What it’s really like living in Saudi Arabia
What is it like living in Saudi Arabia? The title sounds like a Buzzfeed article singing the praises of the Gulf country’s oil riches, its luxurious lifestyle, the ‘comforting’ gender segregation, and being driven around everywhere like the ‘queen’ that you are. But let me to tell you why articles like that are entirely bullshit. Let me tell you about the prison that I called home for eleven years. (But, first, let me give you a disclaimer: you may not use this article for your Orientalist wet dream of liberating the Muslim woman. Our liberation may only come from ourselves. Our liberation will not be on your terms, and our liberation does not require your permission.)
My entire time in Saudi, I went to the American International School in Jeddah, the largest city of the country, an hour away from Makkah. Although considered the least conservative city, it’s important to note how low the bar for this is in Saudi Arabia, a country where the greatest feminist achievement to date, was that women were able to vote for the first time in municipality elections – in 2015. Women still aren’t allowed to drive, so God forbid you’re in an emergency and a male isn’t around to drive you. Only divine intervention can save you then. To leave the country, to travel, or to get any medical procedure, a woman requires her male guardian’s permission. Be it your younger brother or your own son, your male relatives have more authority over your life and body than you ever will. A woman in Saudi Arabia is never her own: she is someone’s daughter, wife, sister, mother, and then she belongs to her grave. Saudi Sheikhs have developed an entire industry out of coming up with excuses to prevent women from getting basic human rights. Ironically, they even lead the Council of Human Rights in the UN. This honour was bestowed upon King Salman by that well-known champion of human rights, the United States of American (hint: sarcasm).
But my misery did not just stem from the laws and constrictions of the Kingdom. My misery came from living at the heart of the disgusting Arab supremacy that plagues the Muslim community. Throughout elementary school, up until a good portion of middle school, I was constantly bullied by the kids I went to school with – solely on the basis of my ethnicity. In third grade, a Lebanese girl accused me of stealing her markers. She said, ‘My mother always tells me Indians are only good for stealing things.’ During my last year, both in high school and in the Kingdom, a Palestinian girl thought it would be funny to ask my Bangladeshi friend and I if our parents were janitors, because, ‘that’s what most Desis (South Asians) are best at.’ My own Arab boyfriend once told me that he liked it better if, when I met his friends, I told them I was Iranian, like my father.

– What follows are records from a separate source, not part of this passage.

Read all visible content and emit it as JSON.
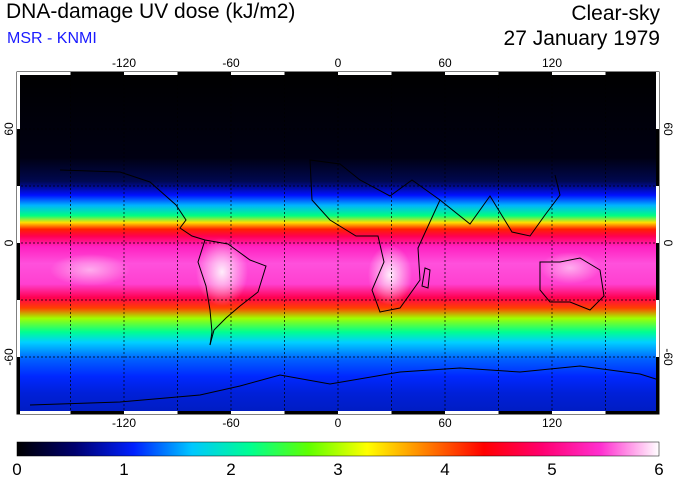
{
  "header": {
    "title": "DNA-damage UV dose (kJ/m2)",
    "source": "MSR - KNMI",
    "condition": "Clear-sky",
    "date": "27 January 1979"
  },
  "map": {
    "lon_ticks": [
      "-120",
      "-60",
      "0",
      "60",
      "120"
    ],
    "lon_values": [
      -120,
      -60,
      0,
      60,
      120
    ],
    "lat_ticks": [
      "60",
      "0",
      "-60"
    ],
    "lat_values": [
      60,
      0,
      -60
    ],
    "lon_range": [
      -180,
      180
    ],
    "lat_range": [
      -90,
      90
    ],
    "gridlines": "dashed"
  },
  "colorbar": {
    "labels": [
      "0",
      "1",
      "2",
      "3",
      "4",
      "5",
      "6"
    ],
    "min": 0,
    "max": 6,
    "colors": [
      "#000000",
      "#000070",
      "#0020ff",
      "#00c8ff",
      "#00ff90",
      "#60ff00",
      "#ffff00",
      "#ff8000",
      "#ff0000",
      "#ff0070",
      "#ff30d0",
      "#ffffff"
    ]
  },
  "colors": {
    "title": "#000000",
    "source": "#0000ff"
  }
}
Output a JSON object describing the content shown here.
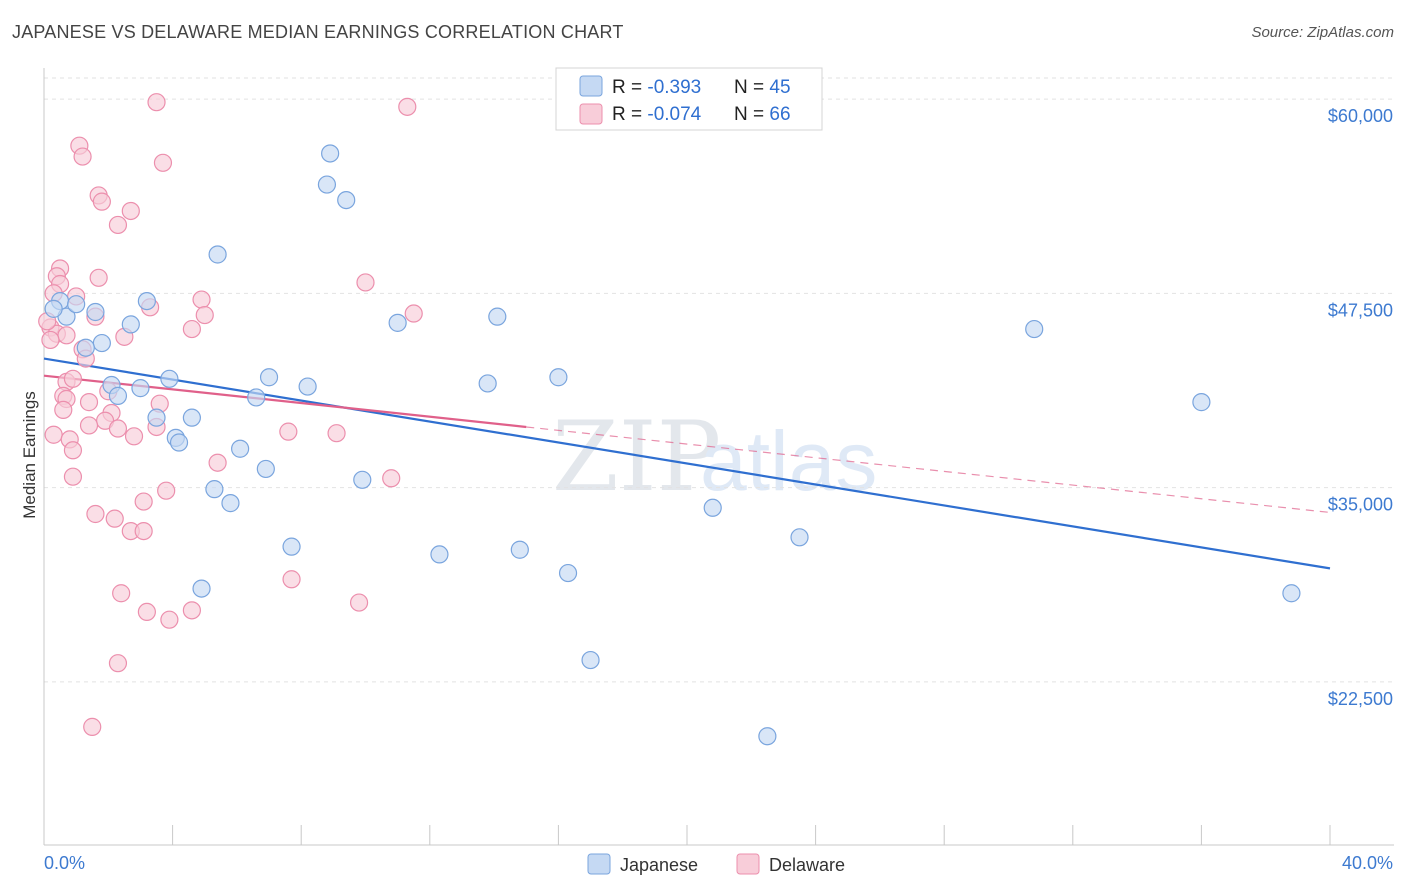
{
  "header": {
    "title": "JAPANESE VS DELAWARE MEDIAN EARNINGS CORRELATION CHART",
    "source": "Source: ZipAtlas.com"
  },
  "watermark": {
    "part1": "ZIP",
    "part2": "atlas"
  },
  "colors": {
    "japanese_fill": "#c5d9f3",
    "japanese_stroke": "#7aa5de",
    "japanese_line": "#2f6fd0",
    "delaware_fill": "#f8cdd9",
    "delaware_stroke": "#ec8fad",
    "delaware_line": "#e0608a",
    "grid": "#e2e2e2",
    "axis_label": "#3d7ad0"
  },
  "legend": {
    "rows": [
      {
        "r_label": "R = ",
        "r_value": "-0.393",
        "n_label": "N = ",
        "n_value": "45"
      },
      {
        "r_label": "R = ",
        "r_value": "-0.074",
        "n_label": "N = ",
        "n_value": "66"
      }
    ]
  },
  "bottom_legend": [
    "Japanese",
    "Delaware"
  ],
  "chart_data": {
    "type": "scatter",
    "title": "JAPANESE VS DELAWARE MEDIAN EARNINGS CORRELATION CHART",
    "xlabel": "",
    "ylabel": "Median Earnings",
    "xlim": [
      0,
      40
    ],
    "ylim": [
      12000,
      62000
    ],
    "x_tick_labels": [
      "0.0%",
      "40.0%"
    ],
    "y_ticks": [
      22500,
      35000,
      47500,
      60000
    ],
    "y_tick_labels": [
      "$22,500",
      "$35,000",
      "$47,500",
      "$60,000"
    ],
    "series": [
      {
        "name": "Japanese",
        "r": -0.393,
        "n": 45,
        "trend": {
          "x": [
            0,
            40
          ],
          "y": [
            43300,
            29800
          ],
          "dashed_from": null
        },
        "points": [
          [
            0.5,
            47000
          ],
          [
            0.7,
            46000
          ],
          [
            1.0,
            46800
          ],
          [
            1.6,
            46300
          ],
          [
            1.8,
            44300
          ],
          [
            1.3,
            44000
          ],
          [
            2.7,
            45500
          ],
          [
            3.2,
            47000
          ],
          [
            5.4,
            50000
          ],
          [
            8.9,
            56500
          ],
          [
            8.8,
            54500
          ],
          [
            9.4,
            53500
          ],
          [
            11.0,
            45600
          ],
          [
            14.1,
            46000
          ],
          [
            30.8,
            45200
          ],
          [
            2.1,
            41600
          ],
          [
            2.3,
            40900
          ],
          [
            3.0,
            41400
          ],
          [
            3.9,
            42000
          ],
          [
            7.0,
            42100
          ],
          [
            6.6,
            40800
          ],
          [
            8.2,
            41500
          ],
          [
            13.8,
            41700
          ],
          [
            16.0,
            42100
          ],
          [
            36.0,
            40500
          ],
          [
            3.5,
            39500
          ],
          [
            4.6,
            39500
          ],
          [
            4.1,
            38200
          ],
          [
            4.2,
            37900
          ],
          [
            6.1,
            37500
          ],
          [
            6.9,
            36200
          ],
          [
            9.9,
            35500
          ],
          [
            5.3,
            34900
          ],
          [
            5.8,
            34000
          ],
          [
            20.8,
            33700
          ],
          [
            23.5,
            31800
          ],
          [
            7.7,
            31200
          ],
          [
            12.3,
            30700
          ],
          [
            14.8,
            31000
          ],
          [
            16.3,
            29500
          ],
          [
            4.9,
            28500
          ],
          [
            38.8,
            28200
          ],
          [
            17.0,
            23900
          ],
          [
            22.5,
            19000
          ],
          [
            0.3,
            46500
          ]
        ]
      },
      {
        "name": "Delaware",
        "r": -0.074,
        "n": 66,
        "trend": {
          "x": [
            0,
            40
          ],
          "y": [
            42200,
            33400
          ],
          "dashed_from": 15
        },
        "points": [
          [
            3.5,
            59800
          ],
          [
            11.3,
            59500
          ],
          [
            1.1,
            57000
          ],
          [
            1.2,
            56300
          ],
          [
            3.7,
            55900
          ],
          [
            1.7,
            53800
          ],
          [
            1.8,
            53400
          ],
          [
            2.7,
            52800
          ],
          [
            2.3,
            51900
          ],
          [
            0.5,
            49100
          ],
          [
            0.4,
            48600
          ],
          [
            0.5,
            48100
          ],
          [
            1.7,
            48500
          ],
          [
            10.0,
            48200
          ],
          [
            0.3,
            47500
          ],
          [
            1.0,
            47300
          ],
          [
            4.9,
            47100
          ],
          [
            5.0,
            46100
          ],
          [
            11.5,
            46200
          ],
          [
            3.3,
            46600
          ],
          [
            1.6,
            46000
          ],
          [
            0.2,
            45300
          ],
          [
            0.4,
            44900
          ],
          [
            0.7,
            44800
          ],
          [
            4.6,
            45200
          ],
          [
            2.5,
            44700
          ],
          [
            1.2,
            43900
          ],
          [
            1.3,
            43300
          ],
          [
            0.7,
            41800
          ],
          [
            0.6,
            40900
          ],
          [
            0.7,
            40700
          ],
          [
            1.4,
            40500
          ],
          [
            3.6,
            40400
          ],
          [
            2.0,
            41200
          ],
          [
            2.1,
            39800
          ],
          [
            1.9,
            39300
          ],
          [
            2.3,
            38800
          ],
          [
            1.4,
            39000
          ],
          [
            3.5,
            38900
          ],
          [
            7.6,
            38600
          ],
          [
            9.1,
            38500
          ],
          [
            2.8,
            38300
          ],
          [
            0.3,
            38400
          ],
          [
            0.8,
            38100
          ],
          [
            0.9,
            37400
          ],
          [
            5.4,
            36600
          ],
          [
            0.9,
            35700
          ],
          [
            10.8,
            35600
          ],
          [
            3.8,
            34800
          ],
          [
            3.1,
            34100
          ],
          [
            1.6,
            33300
          ],
          [
            2.2,
            33000
          ],
          [
            2.7,
            32200
          ],
          [
            3.1,
            32200
          ],
          [
            7.7,
            29100
          ],
          [
            2.4,
            28200
          ],
          [
            9.8,
            27600
          ],
          [
            3.2,
            27000
          ],
          [
            4.6,
            27100
          ],
          [
            3.9,
            26500
          ],
          [
            2.3,
            23700
          ],
          [
            1.5,
            19600
          ],
          [
            0.1,
            45700
          ],
          [
            0.2,
            44500
          ],
          [
            0.9,
            42000
          ],
          [
            0.6,
            40000
          ]
        ]
      }
    ]
  }
}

It’s incredibly important to understand that these things aren’t just limited to words. This racism is institutionalised because much of the Arab world exploits South Asian and African migrant workers’ labour. In fact, migrant labour has built these countries. Migrant workers are often subjected to extreme abuse in the work place, long hours, and little to no pay. They often have their passports seized so they’re not able to escape the host country.

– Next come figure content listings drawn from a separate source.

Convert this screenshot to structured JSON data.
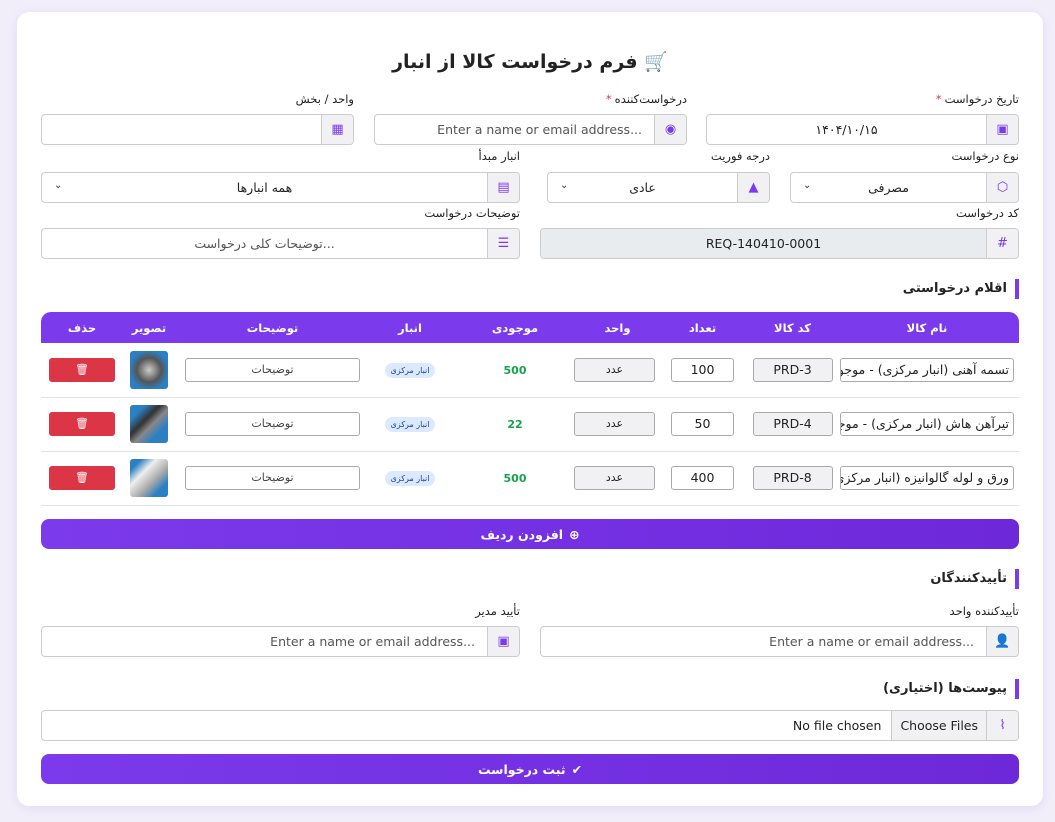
{
  "title": "فرم درخواست کالا از انبار",
  "fields": {
    "request_date": {
      "label": "تاریخ درخواست",
      "value": "۱۴۰۴/۱۰/۱۵"
    },
    "requester": {
      "label": "درخواست‌کننده",
      "placeholder": "Enter a name or email address..."
    },
    "unit": {
      "label": "واحد / بخش",
      "value": ""
    },
    "request_type": {
      "label": "نوع درخواست",
      "value": "مصرفی"
    },
    "urgency": {
      "label": "درجه فوریت",
      "value": "عادی"
    },
    "source_warehouse": {
      "label": "انبار مبدأ",
      "value": "همه انبارها"
    },
    "request_code": {
      "label": "کد درخواست",
      "value": "REQ-140410-0001"
    },
    "description": {
      "label": "توضیحات درخواست",
      "placeholder": "توضیحات کلی درخواست..."
    }
  },
  "items_section": {
    "title": "اقلام درخواستی",
    "columns": [
      "نام کالا",
      "کد کالا",
      "تعداد",
      "واحد",
      "موجودی",
      "انبار",
      "توضیحات",
      "تصویر",
      "حذف"
    ],
    "rows": [
      {
        "name": "تسمه آهنی (انبار مرکزی) - موجودی",
        "code": "PRD-3",
        "qty": "100",
        "unit": "عدد",
        "stock": "500",
        "warehouse": "انبار مرکزی",
        "desc_placeholder": "توضیحات"
      },
      {
        "name": "تیرآهن هاش (انبار مرکزی) - موجو",
        "code": "PRD-4",
        "qty": "50",
        "unit": "عدد",
        "stock": "22",
        "warehouse": "انبار مرکزی",
        "desc_placeholder": "توضیحات"
      },
      {
        "name": "ورق و لوله گالوانیزه (انبار مرکزی) -",
        "code": "PRD-8",
        "qty": "400",
        "unit": "عدد",
        "stock": "500",
        "warehouse": "انبار مرکزی",
        "desc_placeholder": "توضیحات"
      }
    ],
    "add_row": "افزودن ردیف"
  },
  "approvers": {
    "title": "تأییدکنندگان",
    "unit_approver": {
      "label": "تأییدکننده واحد",
      "placeholder": "Enter a name or email address..."
    },
    "manager": {
      "label": "تأیید مدیر",
      "placeholder": "Enter a name or email address..."
    }
  },
  "attachments": {
    "title": "پیوست‌ها (اختیاری)",
    "choose": "Choose Files",
    "status": "No file chosen"
  },
  "submit": "ثبت درخواست",
  "colors": {
    "accent": "#7c3aed",
    "danger": "#dc3545",
    "success": "#16a34a"
  }
}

Throughout all of this, for eleven years, I called home a country that would never accept for many reasons: I’m not Arab, I am a woman, and I do not believe in blindly following religion. But I am privileged, in Saudi Arabian terms. I am incredibly privileged that I’m straight, I’m a Muslim, neither my parents nor I are domestic workers, I am not Black, and I’m also an American citizen…and all these things bring forth their perks in this suffocating prison. But even with these privileges, speaking out against injustices in Saudi Arabia, whether they take the form of racism, misogyny, queerphobia etc., is complicated. Most Saudi activists abroad do not include the rights of migrant workers and expats in their activism. Some justify it by saying that Saudi Arabia is for Saudis: other issues are simply not a priority. Such discourse is often derailed by the ideology of ‘one ummah.’ The ‘one ummah’ ideal is like the original #AllLivesMatter. It is used to give an illusion of a unified Muslim community through speaking over minorities.